As for (b), yes, you can do it, but this approach is fragile since it is feasible that some functions that want Date
-class objects will not immediately recognize that these are close enough to continue working as such; or they will strip the new class we assign at which point it will resort to "%Y-%m-%d"
-format. You can use this, which requires that you change the class (see the # important
line) of every Date
-object you want to personalize the formatting. I recommend against doing this.
format.myDATE <- function(x, ...) { # fashioned after format.Date
xx <- format.Date(x, format = "%b %d %Y")
names(xx) <- names(x)
xx
}
print.myDATE <- function(x, max = NULL, ...) { # fashioned after print.Date
if (is.null(max))
max <- getOption("max.print", 9999L)
if (max < length(x)) {
print(format.myDATE(x[seq_len(max)]), ...)
cat(" [ reached 'max' / getOption(\"max.print\") -- omitted",
length(x) - max, "entries ]\n")
} else if (length(x))
print(format.myDATE(x), ...)
else cat(class(x)[1L], "of length 0\n")
invisible(x)
}
dates <- seq(as.Date("2020-02-02"), as.Date("2020-02-06"), by = "day")
class(dates) <- c("myDATE", class(dates)) ## important!
dates <- rev(dates[ dates > as.Date("2020-02-03") ])
print(dates) ## no need for format!
# [1] "Feb 06 2020" "Feb 05 2020" "Feb 04 2020"

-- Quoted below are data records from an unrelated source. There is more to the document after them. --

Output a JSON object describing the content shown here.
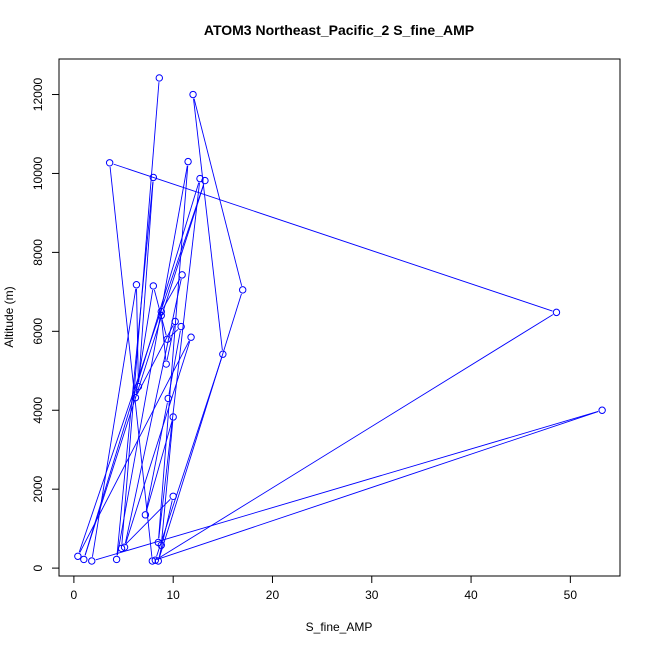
{
  "chart_data": {
    "type": "line",
    "title": "ATOM3 Northeast_Pacific_2 S_fine_AMP",
    "xlabel": "S_fine_AMP",
    "ylabel": "Altitude (m)",
    "xlim": [
      -1.5,
      55
    ],
    "ylim": [
      -200,
      12900
    ],
    "xticks": [
      0,
      10,
      20,
      30,
      40,
      50
    ],
    "yticks": [
      0,
      2000,
      4000,
      6000,
      8000,
      10000,
      12000
    ],
    "series_color": "#0000ff",
    "grid": false,
    "legend": "none",
    "points": [
      {
        "x": 8.6,
        "y": 12420
      },
      {
        "x": 4.8,
        "y": 500
      },
      {
        "x": 10.0,
        "y": 1820
      },
      {
        "x": 8.5,
        "y": 180
      },
      {
        "x": 17.0,
        "y": 7050
      },
      {
        "x": 12.0,
        "y": 12000
      },
      {
        "x": 15.0,
        "y": 5420
      },
      {
        "x": 8.2,
        "y": 200
      },
      {
        "x": 48.6,
        "y": 6480
      },
      {
        "x": 3.6,
        "y": 10270
      },
      {
        "x": 7.9,
        "y": 180
      },
      {
        "x": 53.2,
        "y": 4000
      },
      {
        "x": 1.8,
        "y": 180
      },
      {
        "x": 6.3,
        "y": 7180
      },
      {
        "x": 6.5,
        "y": 4600
      },
      {
        "x": 8.0,
        "y": 9900
      },
      {
        "x": 4.3,
        "y": 220
      },
      {
        "x": 11.5,
        "y": 10300
      },
      {
        "x": 8.5,
        "y": 650
      },
      {
        "x": 12.7,
        "y": 9870
      },
      {
        "x": 1.0,
        "y": 220
      },
      {
        "x": 13.2,
        "y": 9820
      },
      {
        "x": 0.4,
        "y": 300
      },
      {
        "x": 11.8,
        "y": 5850
      },
      {
        "x": 5.1,
        "y": 530
      },
      {
        "x": 10.9,
        "y": 7430
      },
      {
        "x": 8.8,
        "y": 6500
      },
      {
        "x": 8.8,
        "y": 6400
      },
      {
        "x": 9.3,
        "y": 5170
      },
      {
        "x": 10.2,
        "y": 6250
      },
      {
        "x": 6.2,
        "y": 4320
      },
      {
        "x": 8.0,
        "y": 7150
      },
      {
        "x": 9.4,
        "y": 5800
      },
      {
        "x": 10.8,
        "y": 6120
      },
      {
        "x": 9.5,
        "y": 4300
      },
      {
        "x": 7.2,
        "y": 1350
      },
      {
        "x": 10.0,
        "y": 3830
      },
      {
        "x": 8.8,
        "y": 580
      }
    ]
  }
}
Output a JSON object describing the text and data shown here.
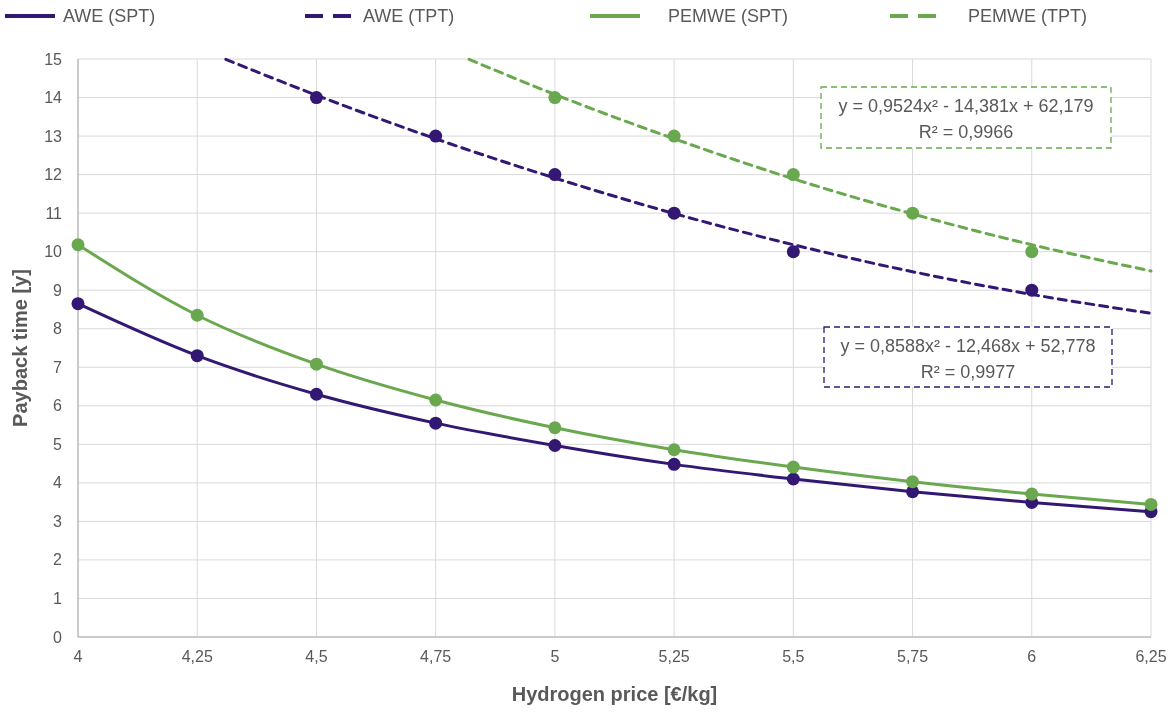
{
  "chart_data": {
    "type": "line",
    "xlabel": "Hydrogen price [€/kg]",
    "ylabel": "Payback time [y]",
    "xlim": [
      4,
      6.25
    ],
    "xticks": [
      4,
      {
        "value": 4.25,
        "label": "4,25"
      },
      {
        "value": 4.5,
        "label": "4,5"
      },
      {
        "value": 4.75,
        "label": "4,75"
      },
      5,
      {
        "value": 5.25,
        "label": "5,25"
      },
      {
        "value": 5.5,
        "label": "5,5"
      },
      {
        "value": 5.75,
        "label": "5,75"
      },
      6,
      {
        "value": 6.25,
        "label": "6,25"
      }
    ],
    "ylim": [
      0,
      15
    ],
    "yticks": [
      0,
      1,
      2,
      3,
      4,
      5,
      6,
      7,
      8,
      9,
      10,
      11,
      12,
      13,
      14,
      15
    ],
    "grid": true,
    "legend": "top",
    "line_style": "solid",
    "marker": "circle",
    "series": [
      {
        "name": "AWE (SPT)",
        "type": "line",
        "color": "#321873",
        "x": [
          4,
          4.25,
          4.5,
          4.75,
          5,
          5.25,
          5.5,
          5.75,
          6,
          6.25
        ],
        "values": [
          8.65,
          7.3,
          6.3,
          5.55,
          4.97,
          4.48,
          4.1,
          3.77,
          3.49,
          3.25
        ]
      },
      {
        "name": "AWE (TPT)",
        "type": "line",
        "line_style": "dashed",
        "marker": "none",
        "color": "#321873",
        "x": [
          4.31,
          4.5,
          4.75,
          5,
          5.25,
          5.5,
          5.75,
          6,
          6.25
        ],
        "values": [
          14.99,
          14.06,
          12.93,
          11.91,
          10.99,
          10.18,
          9.48,
          8.89,
          8.4
        ]
      },
      {
        "name": "PEMWE (SPT)",
        "type": "line",
        "color": "#6aa84f",
        "x": [
          4,
          4.25,
          4.5,
          4.75,
          5,
          5.25,
          5.5,
          5.75,
          6,
          6.25
        ],
        "values": [
          10.18,
          8.35,
          7.08,
          6.15,
          5.43,
          4.86,
          4.41,
          4.03,
          3.71,
          3.44
        ]
      },
      {
        "name": "PEMWE (TPT)",
        "type": "line",
        "line_style": "dashed",
        "marker": "none",
        "color": "#6aa84f",
        "x": [
          4.82,
          5,
          5.25,
          5.5,
          5.75,
          6,
          6.25
        ],
        "values": [
          14.99,
          14.08,
          12.93,
          11.89,
          10.98,
          10.18,
          9.5
        ]
      },
      {
        "type": "scatter",
        "color": "#321873",
        "x": [
          4.5,
          4.75,
          5,
          5.25,
          5.5,
          6
        ],
        "values": [
          14,
          13,
          12,
          11,
          10,
          9
        ]
      },
      {
        "type": "scatter",
        "color": "#6aa84f",
        "x": [
          5,
          5.25,
          5.5,
          5.75,
          6
        ],
        "values": [
          14,
          13,
          12,
          11,
          10
        ]
      }
    ],
    "annotations": [
      "y = 0,9524x² - 14,381x + 62,179\nR² = 0,9966",
      "y = 0,8588x² - 12,468x + 52,778\nR² = 0,9977"
    ]
  }
}
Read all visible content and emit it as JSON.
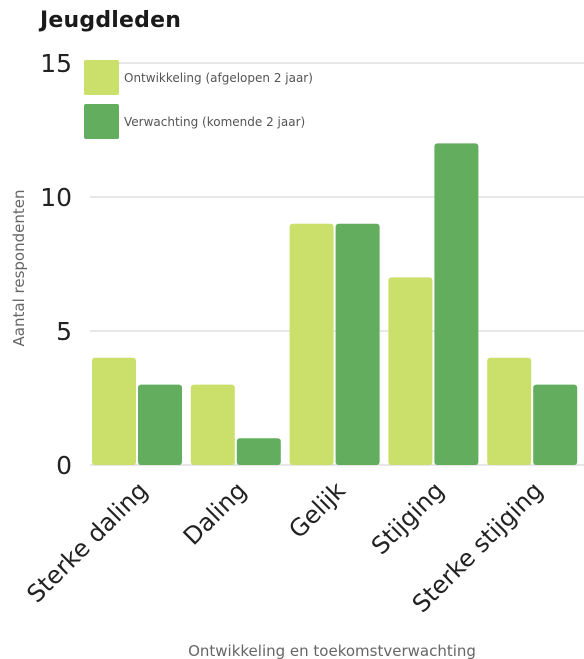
{
  "title": "Jeugdleden",
  "chart_data": {
    "type": "bar",
    "title": "Jeugdleden",
    "xlabel": "Ontwikkeling en toekomstverwachting",
    "ylabel": "Aantal respondenten",
    "categories": [
      "Sterke daling",
      "Daling",
      "Gelijk",
      "Stijging",
      "Sterke stijging"
    ],
    "series": [
      {
        "name": "Ontwikkeling (afgelopen 2 jaar)",
        "values": [
          4,
          3,
          9,
          7,
          4
        ],
        "color": "#cbe06a"
      },
      {
        "name": "Verwachting (komende 2 jaar)",
        "values": [
          3,
          1,
          9,
          12,
          3
        ],
        "color": "#63ad5f"
      }
    ],
    "ylim": [
      0,
      15
    ],
    "yticks": [
      0,
      5,
      10,
      15
    ],
    "grid": true,
    "legend_position": "top-left"
  }
}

### and number-like operations still tend to work
diff(dates)
# Time differences in days
# [1] -1 -1
Again, I recommend against doing this for data that you are working with. Many packages that pretty-print tables and plots and such may choose to override our preference for formatting, so there is no guarantee that this is honored across the board. This is why I suggest "accepting" the R way while working with it, regardless of your locale, and formatting it for your aesthetic preferences immediately before printing/rendering.